As you look at your keypad planning and engraving, this should be your filter. Is this discoverable? Is it legible? Or to put it another way, can I operate this "thinking fast?”

And yes, there can be exceptions – in a garage, we’ll often add keys for putting the home into vacation mode, or in residence mode, etc. But don’t mix them with the fast-thinking keypads elsewhere!

5. Stop selling your clients (and yourself) on everything they CAN have. And stop "owning" the right to build your ideas before you’ve value engineered.

If there’s one thing that annoys me more than most, it’s designers bitching about the great ideas lost in VE, and resenting projects and clients for that.

First of all, separate yourself from believing an idea deserves to exist, until after you’ve found a way to make it exist IN THE REAL PROJECT and in the budget. That’ll save you a lot of pain when you have to VE out a project.

Clients and end users of spaces don’t need to know all the things they could have had, and feel like they’ve lost so much. Instead, design so what they receive at the end of the project feels like a great win. They’re excited for what they gained. Design is always about trade-offs, whether it’s balancing clean ceilings versus downlight task lighting, or the choice between a beautiful soft monotonic scheme or a rich, colorful, chaos of decorative objects in endless colors. Design is choice. If you feel pain for every loss, you’re in for a pretty miserable life.

And once a client has made a choice, celebrate all the good about that choice, and work to make it endlessly better. Why live in loss?

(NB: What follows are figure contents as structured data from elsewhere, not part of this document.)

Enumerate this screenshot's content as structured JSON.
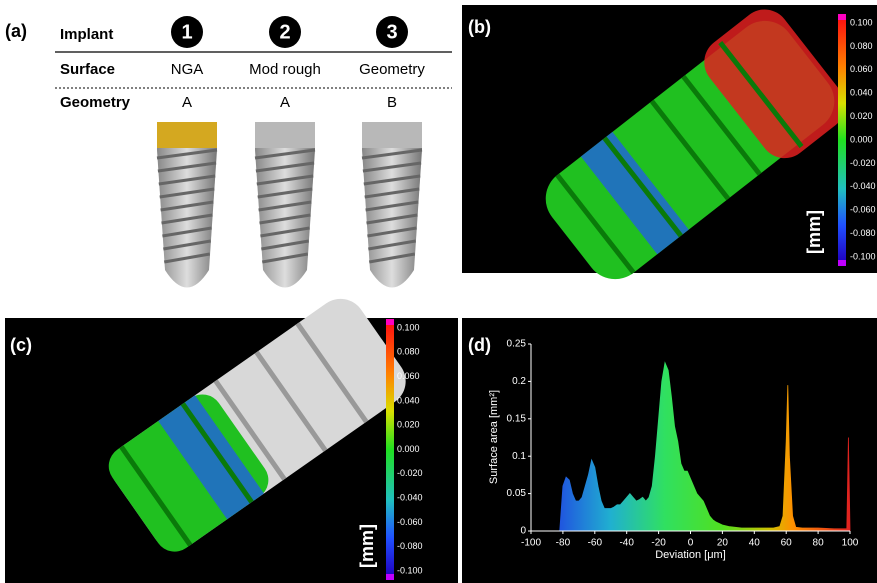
{
  "panels": {
    "a": {
      "label": "(a)",
      "rows": [
        [
          "Implant",
          "1",
          "2",
          "3"
        ],
        [
          "Surface",
          "NGA",
          "Mod rough",
          "Geometry"
        ],
        [
          "Geometry",
          "A",
          "A",
          "B"
        ]
      ]
    },
    "b": {
      "label": "(b)",
      "colorbar": {
        "ticks": [
          "0.100",
          "0.080",
          "0.060",
          "0.040",
          "0.020",
          "0.000",
          "-0.020",
          "-0.040",
          "-0.060",
          "-0.080",
          "-0.100"
        ],
        "unit": "[mm]"
      }
    },
    "c": {
      "label": "(c)",
      "colorbar": {
        "ticks": [
          "0.100",
          "0.080",
          "0.060",
          "0.040",
          "0.020",
          "0.000",
          "-0.020",
          "-0.040",
          "-0.060",
          "-0.080",
          "-0.100"
        ],
        "unit": "[mm]"
      }
    },
    "d": {
      "label": "(d)"
    }
  },
  "chart_data": {
    "type": "area",
    "xlabel": "Deviation [μm]",
    "ylabel": "Surface area [mm²]",
    "x": [
      -82,
      -80,
      -78,
      -76,
      -74,
      -72,
      -70,
      -68,
      -66,
      -64,
      -62,
      -60,
      -58,
      -56,
      -54,
      -52,
      -50,
      -48,
      -46,
      -44,
      -42,
      -40,
      -38,
      -36,
      -34,
      -32,
      -30,
      -28,
      -26,
      -24,
      -22,
      -20,
      -18,
      -16,
      -14,
      -12,
      -10,
      -8,
      -6,
      -4,
      -2,
      0,
      2,
      4,
      6,
      8,
      10,
      12,
      14,
      16,
      18,
      20,
      24,
      28,
      32,
      36,
      40,
      44,
      48,
      52,
      56,
      58,
      60,
      61,
      62,
      64,
      66,
      70,
      80,
      90,
      98,
      99,
      100
    ],
    "values": [
      0,
      0.06,
      0.072,
      0.068,
      0.05,
      0.04,
      0.04,
      0.045,
      0.06,
      0.075,
      0.095,
      0.085,
      0.06,
      0.04,
      0.03,
      0.03,
      0.03,
      0.032,
      0.035,
      0.035,
      0.04,
      0.045,
      0.05,
      0.045,
      0.04,
      0.042,
      0.045,
      0.04,
      0.045,
      0.06,
      0.1,
      0.15,
      0.2,
      0.225,
      0.215,
      0.18,
      0.14,
      0.12,
      0.09,
      0.08,
      0.08,
      0.07,
      0.06,
      0.05,
      0.045,
      0.04,
      0.03,
      0.02,
      0.015,
      0.012,
      0.01,
      0.008,
      0.006,
      0.005,
      0.004,
      0.004,
      0.004,
      0.004,
      0.004,
      0.004,
      0.006,
      0.02,
      0.12,
      0.195,
      0.1,
      0.02,
      0.005,
      0.004,
      0.004,
      0.003,
      0.003,
      0.125,
      0.003
    ],
    "xlim": [
      -100,
      100
    ],
    "xticks": [
      -100,
      -80,
      -60,
      -40,
      -20,
      0,
      20,
      40,
      60,
      80,
      100
    ],
    "ylim": [
      0,
      0.25
    ],
    "yticks": [
      0,
      0.05,
      0.1,
      0.15,
      0.2,
      0.25
    ]
  }
}
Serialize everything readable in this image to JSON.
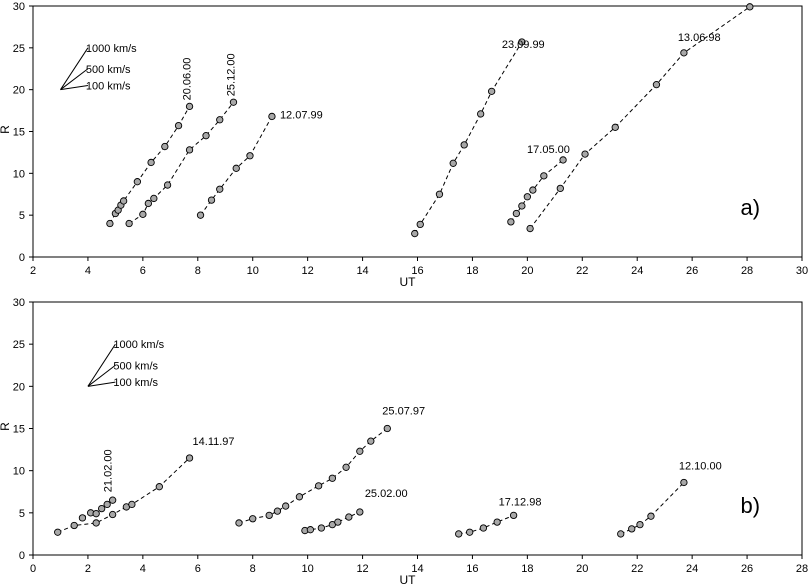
{
  "chart_data": [
    {
      "type": "scatter",
      "panel_label": "a)",
      "xlabel": "UT",
      "ylabel": "R",
      "xlim": [
        2,
        30
      ],
      "ylim": [
        0,
        30
      ],
      "xticks": [
        2,
        4,
        6,
        8,
        10,
        12,
        14,
        16,
        18,
        20,
        22,
        24,
        26,
        28,
        30
      ],
      "yticks": [
        0,
        5,
        10,
        15,
        20,
        25,
        30
      ],
      "grid": false,
      "reference_lines": {
        "origin": [
          3.0,
          20.0
        ],
        "lines": [
          {
            "label": "1000 km/s",
            "end": [
              4.0,
              25.0
            ]
          },
          {
            "label": "500 km/s",
            "end": [
              4.0,
              22.5
            ]
          },
          {
            "label": "100 km/s",
            "end": [
              4.0,
              20.5
            ]
          }
        ]
      },
      "series": [
        {
          "label": "20.06.00",
          "label_rotated": true,
          "x": [
            4.8,
            5.0,
            5.1,
            5.2,
            5.3,
            5.8,
            6.3,
            6.8,
            7.3,
            7.7
          ],
          "y": [
            4.0,
            5.2,
            5.6,
            6.2,
            6.7,
            9.0,
            11.3,
            13.2,
            15.7,
            18.0
          ]
        },
        {
          "label": "25.12.00",
          "label_rotated": true,
          "x": [
            5.5,
            6.0,
            6.2,
            6.4,
            6.9,
            7.7,
            8.3,
            8.8,
            9.3
          ],
          "y": [
            4.0,
            5.1,
            6.4,
            7.0,
            8.6,
            12.8,
            14.5,
            16.4,
            18.5
          ]
        },
        {
          "label": "12.07.99",
          "label_rotated": false,
          "x": [
            8.1,
            8.5,
            8.8,
            9.4,
            9.9,
            10.7
          ],
          "y": [
            5.0,
            6.8,
            8.1,
            10.6,
            12.1,
            16.8
          ]
        },
        {
          "label": "23.09.99",
          "label_rotated": false,
          "x": [
            15.9,
            16.1,
            16.8,
            17.3,
            17.7,
            18.3,
            18.7,
            19.8
          ],
          "y": [
            2.8,
            3.9,
            7.5,
            11.2,
            13.4,
            17.1,
            19.8,
            25.7
          ]
        },
        {
          "label": "17.05.00",
          "label_rotated": false,
          "x": [
            19.4,
            19.6,
            19.8,
            20.0,
            20.2,
            20.6,
            21.3
          ],
          "y": [
            4.2,
            5.2,
            6.1,
            7.2,
            8.0,
            9.7,
            11.6
          ]
        },
        {
          "label": "13.06.98",
          "label_rotated": false,
          "x": [
            20.1,
            21.2,
            22.1,
            23.2,
            24.7,
            25.7,
            28.1
          ],
          "y": [
            3.4,
            8.2,
            12.3,
            15.5,
            20.6,
            24.4,
            29.9
          ]
        }
      ]
    },
    {
      "type": "scatter",
      "panel_label": "b)",
      "xlabel": "UT",
      "ylabel": "R",
      "xlim": [
        0,
        28
      ],
      "ylim": [
        0,
        30
      ],
      "xticks": [
        0,
        2,
        4,
        6,
        8,
        10,
        12,
        14,
        16,
        18,
        20,
        22,
        24,
        26,
        28
      ],
      "yticks": [
        0,
        5,
        10,
        15,
        20,
        25,
        30
      ],
      "grid": false,
      "reference_lines": {
        "origin": [
          2.0,
          20.0
        ],
        "lines": [
          {
            "label": "1000 km/s",
            "end": [
              3.0,
              25.0
            ]
          },
          {
            "label": "500 km/s",
            "end": [
              3.0,
              22.5
            ]
          },
          {
            "label": "100 km/s",
            "end": [
              3.0,
              20.5
            ]
          }
        ]
      },
      "series": [
        {
          "label": "21.02.00",
          "label_rotated": true,
          "x": [
            1.8,
            2.1,
            2.3,
            2.5,
            2.7,
            2.9
          ],
          "y": [
            4.4,
            5.0,
            4.9,
            5.5,
            6.0,
            6.5
          ]
        },
        {
          "label": "14.11.97",
          "label_rotated": false,
          "x": [
            0.9,
            1.5,
            2.3,
            2.9,
            3.4,
            3.6,
            4.6,
            5.7
          ],
          "y": [
            2.7,
            3.5,
            3.8,
            4.8,
            5.7,
            6.0,
            8.1,
            11.5
          ]
        },
        {
          "label": "25.07.97",
          "label_rotated": false,
          "x": [
            7.5,
            8.0,
            8.6,
            8.9,
            9.2,
            9.7,
            10.4,
            10.9,
            11.4,
            11.9,
            12.3,
            12.9
          ],
          "y": [
            3.8,
            4.3,
            4.7,
            5.2,
            5.8,
            6.9,
            8.2,
            9.1,
            10.4,
            12.3,
            13.5,
            15.0
          ]
        },
        {
          "label": "25.02.00",
          "label_rotated": false,
          "x": [
            9.9,
            10.1,
            10.5,
            10.9,
            11.1,
            11.5,
            11.9
          ],
          "y": [
            2.9,
            3.0,
            3.2,
            3.6,
            3.9,
            4.5,
            5.1
          ]
        },
        {
          "label": "17.12.98",
          "label_rotated": false,
          "x": [
            15.5,
            15.9,
            16.4,
            16.9,
            17.5
          ],
          "y": [
            2.5,
            2.7,
            3.2,
            3.9,
            4.7
          ]
        },
        {
          "label": "12.10.00",
          "label_rotated": false,
          "x": [
            21.4,
            21.8,
            22.1,
            22.5,
            23.7
          ],
          "y": [
            2.5,
            3.1,
            3.6,
            4.6,
            8.6
          ]
        }
      ]
    }
  ]
}
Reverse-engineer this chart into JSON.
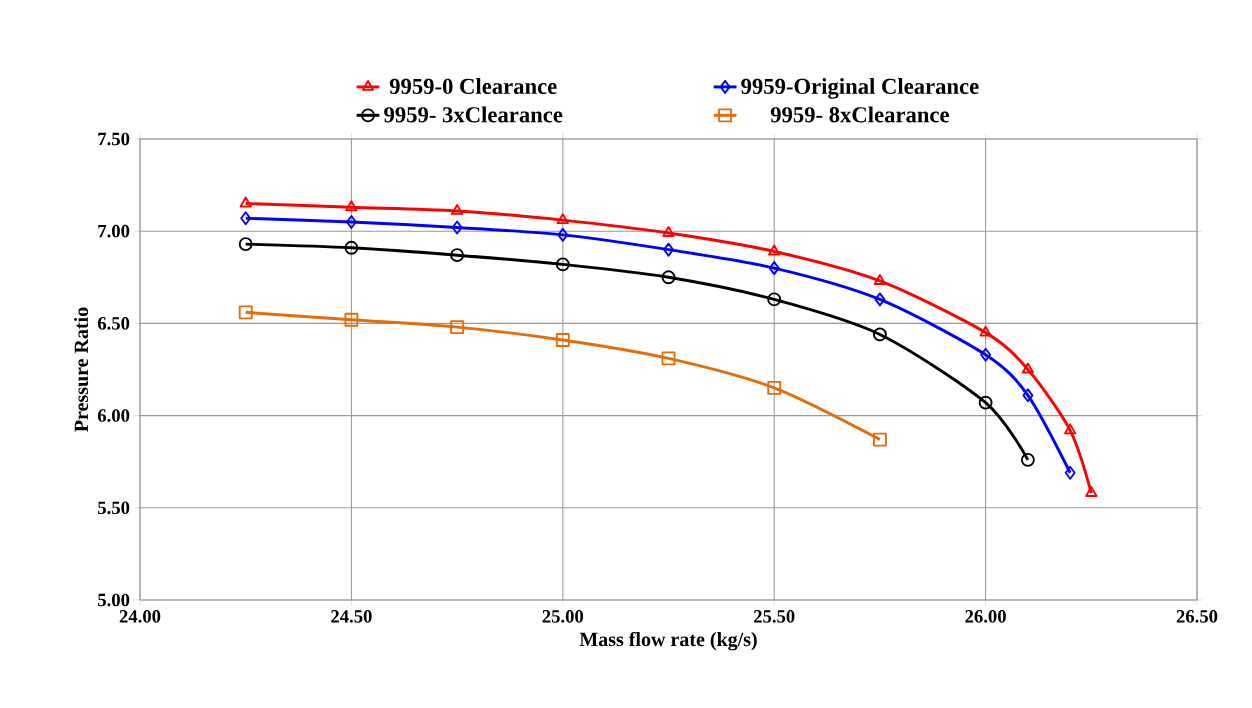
{
  "chart_data": {
    "type": "line",
    "xlabel": "Mass flow rate (kg/s)",
    "ylabel": "Pressure Ratio",
    "xlim": [
      24.0,
      26.5
    ],
    "ylim": [
      5.0,
      7.5
    ],
    "xticks": [
      {
        "value": 24.0,
        "label": "24.00"
      },
      {
        "value": 24.5,
        "label": "24.50"
      },
      {
        "value": 25.0,
        "label": "25.00"
      },
      {
        "value": 25.5,
        "label": "25.50"
      },
      {
        "value": 26.0,
        "label": "26.00"
      },
      {
        "value": 26.5,
        "label": "26.50"
      }
    ],
    "yticks": [
      {
        "value": 5.0,
        "label": "5.00"
      },
      {
        "value": 5.5,
        "label": "5.50"
      },
      {
        "value": 6.0,
        "label": "6.00"
      },
      {
        "value": 6.5,
        "label": "6.50"
      },
      {
        "value": 7.0,
        "label": "7.00"
      },
      {
        "value": 7.5,
        "label": "7.50"
      }
    ],
    "grid": true,
    "legend": "top",
    "series": [
      {
        "name": "9959-0 Clearance",
        "color": "#ff0000",
        "marker": "triangle",
        "x": [
          24.25,
          24.5,
          24.75,
          25.0,
          25.25,
          25.5,
          25.75,
          26.0,
          26.1,
          26.2,
          26.25
        ],
        "values": [
          7.15,
          7.13,
          7.11,
          7.06,
          6.99,
          6.89,
          6.73,
          6.45,
          6.25,
          5.92,
          5.58
        ]
      },
      {
        "name": "9959-Original Clearance",
        "color": "#0000ff",
        "marker": "diamond",
        "x": [
          24.25,
          24.5,
          24.75,
          25.0,
          25.25,
          25.5,
          25.75,
          26.0,
          26.1,
          26.2
        ],
        "values": [
          7.07,
          7.05,
          7.02,
          6.98,
          6.9,
          6.8,
          6.63,
          6.33,
          6.11,
          5.69
        ]
      },
      {
        "name": "9959- 3xClearance",
        "color": "#000000",
        "marker": "circle",
        "x": [
          24.25,
          24.5,
          24.75,
          25.0,
          25.25,
          25.5,
          25.75,
          26.0,
          26.1
        ],
        "values": [
          6.93,
          6.91,
          6.87,
          6.82,
          6.75,
          6.63,
          6.44,
          6.07,
          5.76
        ]
      },
      {
        "name": "9959- 8xClearance",
        "color": "#e46c0a",
        "marker": "square",
        "x": [
          24.25,
          24.5,
          24.75,
          25.0,
          25.25,
          25.5,
          25.75
        ],
        "values": [
          6.56,
          6.52,
          6.48,
          6.41,
          6.31,
          6.15,
          5.87
        ]
      }
    ]
  }
}
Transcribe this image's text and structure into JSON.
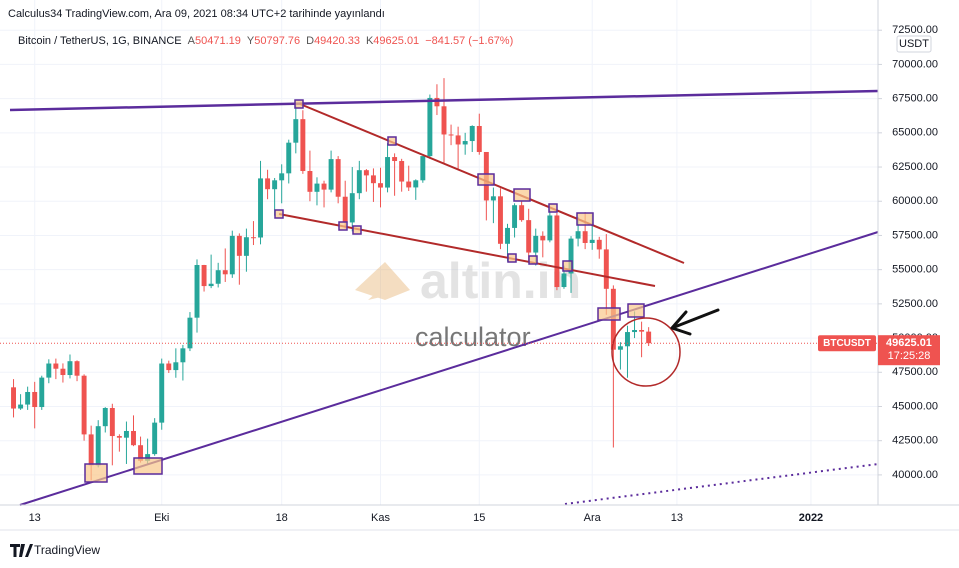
{
  "header": "Calculus34 TradingView.com, Ara 09, 2021 08:34 UTC+2 tarihinde yayınlandı",
  "footer": "TradingView",
  "watermark": {
    "logo": "altin.in",
    "text": "calculator"
  },
  "chart_data": {
    "type": "candlestick",
    "title": "Bitcoin / TetherUS, 1G, BINANCE",
    "ohlc_labels": [
      "A",
      "Y",
      "D",
      "K"
    ],
    "change": "−841.57 (−1.67%)",
    "symbol": "BTCUSDT",
    "countdown": "17:25:28",
    "currency": "USDT",
    "up_color": "#26a69a",
    "down_color": "#ef5350",
    "grid": true,
    "ylim": [
      37800,
      73100
    ],
    "yticks": [
      {
        "value": 40000,
        "label": "40000.00"
      },
      {
        "value": 42500,
        "label": "42500.00"
      },
      {
        "value": 45000,
        "label": "45000.00"
      },
      {
        "value": 47500,
        "label": "47500.00"
      },
      {
        "value": 50000,
        "label": "50000.00"
      },
      {
        "value": 52500,
        "label": "52500.00"
      },
      {
        "value": 55000,
        "label": "55000.00"
      },
      {
        "value": 57500,
        "label": "57500.00"
      },
      {
        "value": 60000,
        "label": "60000.00"
      },
      {
        "value": 62500,
        "label": "62500.00"
      },
      {
        "value": 65000,
        "label": "65000.00"
      },
      {
        "value": 67500,
        "label": "67500.00"
      },
      {
        "value": 70000,
        "label": "70000.00"
      },
      {
        "value": 72500,
        "label": "72500.00"
      }
    ],
    "categories": [
      null,
      null,
      null,
      "13",
      null,
      null,
      null,
      null,
      null,
      null,
      null,
      null,
      null,
      null,
      null,
      null,
      null,
      null,
      null,
      null,
      null,
      "Eki",
      null,
      null,
      null,
      null,
      null,
      null,
      null,
      null,
      null,
      null,
      null,
      null,
      null,
      null,
      null,
      null,
      "18",
      null,
      null,
      null,
      null,
      null,
      null,
      null,
      null,
      null,
      null,
      null,
      null,
      null,
      "Kas",
      null,
      null,
      null,
      null,
      null,
      null,
      null,
      null,
      null,
      null,
      null,
      null,
      null,
      "15",
      null,
      null,
      null,
      null,
      null,
      null,
      null,
      null,
      null,
      null,
      null,
      null,
      null,
      null,
      null,
      "Ara",
      null,
      null,
      null,
      null,
      null,
      null,
      null,
      null,
      null,
      null,
      null,
      "13",
      null,
      null,
      null,
      null,
      null,
      null,
      null,
      null,
      null,
      null,
      null,
      null,
      null,
      null,
      null,
      null,
      null,
      null,
      "2022",
      null,
      null,
      null,
      null,
      null,
      null,
      null,
      null,
      null
    ],
    "open": [
      46400,
      44850,
      45140,
      46060,
      44960,
      47110,
      48140,
      47760,
      47300,
      48310,
      47250,
      42960,
      40700,
      43560,
      44890,
      42840,
      42720,
      43210,
      42170,
      41030,
      41520,
      43820,
      48140,
      47660,
      48230,
      49250,
      51490,
      55340,
      53800,
      53970,
      54960,
      54660,
      57470,
      56010,
      57370,
      57350,
      61670,
      60880,
      61530,
      62040,
      64280,
      66000,
      62210,
      60690,
      61290,
      60850,
      63080,
      60330,
      58450,
      60590,
      62270,
      61890,
      61320,
      61000,
      63230,
      62940,
      61440,
      61010,
      61530,
      63300,
      67550,
      66940,
      64880,
      64810,
      64150,
      64400,
      65500,
      63600,
      60060,
      60360,
      56890,
      58050,
      59710,
      58620,
      56250,
      57470,
      57140,
      58960,
      53730,
      54720,
      57270,
      57810,
      56950,
      57180,
      56480,
      53600,
      49150,
      49400,
      50440,
      50590,
      50471.19,
      null,
      null,
      null,
      null,
      null,
      null,
      null,
      null,
      null,
      null,
      null,
      null,
      null,
      null,
      null,
      null,
      null,
      null,
      null,
      null,
      null,
      null,
      null,
      null,
      null,
      null,
      null,
      null,
      null,
      null,
      null,
      null
    ],
    "high": [
      47000,
      45900,
      46450,
      46800,
      47250,
      48450,
      48500,
      48150,
      48800,
      48370,
      47350,
      43600,
      44000,
      44950,
      45200,
      42970,
      43900,
      44350,
      42800,
      42650,
      44150,
      48500,
      48350,
      49250,
      49500,
      51900,
      55750,
      55350,
      56100,
      55500,
      56550,
      57850,
      57650,
      58000,
      58550,
      62950,
      62300,
      61700,
      62700,
      64500,
      67000,
      66650,
      63700,
      61750,
      61500,
      63700,
      63300,
      61500,
      62500,
      62950,
      62350,
      62400,
      62450,
      64250,
      63500,
      63100,
      62600,
      61600,
      63300,
      67800,
      68550,
      69000,
      65600,
      65450,
      65000,
      65550,
      66400,
      63600,
      61000,
      60950,
      58350,
      59850,
      60050,
      59450,
      58000,
      57800,
      59400,
      59150,
      55300,
      57450,
      58850,
      59200,
      59050,
      57400,
      57600,
      53850,
      49700,
      50900,
      51950,
      51200,
      50797.76,
      null,
      null,
      null,
      null,
      null,
      null,
      null,
      null,
      null,
      null,
      null,
      null,
      null,
      null,
      null,
      null,
      null,
      null,
      null,
      null,
      null,
      null,
      null,
      null,
      null,
      null,
      null,
      null,
      null,
      null,
      null,
      null
    ],
    "low": [
      44200,
      44750,
      44750,
      43400,
      44750,
      46700,
      47000,
      46750,
      47050,
      46850,
      42500,
      39600,
      40550,
      43100,
      40700,
      41700,
      40800,
      42100,
      40900,
      40750,
      41400,
      43300,
      47450,
      47100,
      46900,
      49050,
      50400,
      53400,
      53650,
      53700,
      54100,
      54400,
      53900,
      54850,
      56800,
      56850,
      60150,
      58950,
      59850,
      61300,
      63500,
      62000,
      60000,
      59700,
      59550,
      60650,
      59850,
      58000,
      57800,
      60150,
      60700,
      59950,
      59550,
      60650,
      60400,
      60700,
      60750,
      60100,
      61350,
      63100,
      66300,
      62800,
      64100,
      62300,
      63400,
      63600,
      63400,
      58600,
      58400,
      56500,
      55600,
      57350,
      58500,
      55600,
      55300,
      55900,
      57000,
      53500,
      53600,
      53300,
      56700,
      56500,
      56450,
      55800,
      51700,
      42000,
      47700,
      47100,
      50000,
      48600,
      49420.33,
      null,
      null,
      null,
      null,
      null,
      null,
      null,
      null,
      null,
      null,
      null,
      null,
      null,
      null,
      null,
      null,
      null,
      null,
      null,
      null,
      null,
      null,
      null,
      null,
      null,
      null,
      null,
      null,
      null,
      null,
      null,
      null
    ],
    "close": [
      44850,
      45140,
      46060,
      44960,
      47110,
      48140,
      47760,
      47300,
      48310,
      47250,
      42960,
      40700,
      43560,
      44890,
      42840,
      42720,
      43210,
      42170,
      41030,
      41520,
      43820,
      48140,
      47660,
      48230,
      49250,
      51490,
      55340,
      53800,
      53970,
      54960,
      54660,
      57470,
      56010,
      57370,
      57350,
      61670,
      60880,
      61530,
      62040,
      64280,
      66000,
      62210,
      60690,
      61290,
      60850,
      63080,
      60330,
      58450,
      60590,
      62270,
      61890,
      61320,
      61000,
      63230,
      62940,
      61440,
      61010,
      61530,
      63300,
      67550,
      66940,
      64880,
      64810,
      64150,
      64400,
      65500,
      63600,
      60060,
      60360,
      56890,
      58050,
      59710,
      58620,
      56250,
      57470,
      57140,
      58960,
      53730,
      54720,
      57270,
      57810,
      56950,
      57180,
      56480,
      53600,
      49150,
      49400,
      50440,
      50590,
      50470,
      49625.01,
      null,
      null,
      null,
      null,
      null,
      null,
      null,
      null,
      null,
      null,
      null,
      null,
      null,
      null,
      null,
      null,
      null,
      null,
      null,
      null,
      null,
      null,
      null,
      null,
      null,
      null,
      null,
      null,
      null,
      null,
      null,
      null
    ]
  }
}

I trimmed this list down from dozens of places where Kahneman has affected my thinking, enhanced my design, enriched my business, empowered beautiful experience and onwards. The power of Kahneman underlies the projects I’m most proud of, and the building of people that is so much of my career.

For all that I feel his loss, I think the world should celebrate the depth of his thinking and its applicability to so many areas of life.

Start with Thinking, Fast and Slow. Slog through Noise (a MUCH harder read), but also read Steven Pinker and others in their summaries and analyses of Kahneman’s work. And to the many friends, colleagues, collaborators and mentees I’ve given Kahneman books to, I hope they’ve brought you insights that you, too, will pay forward.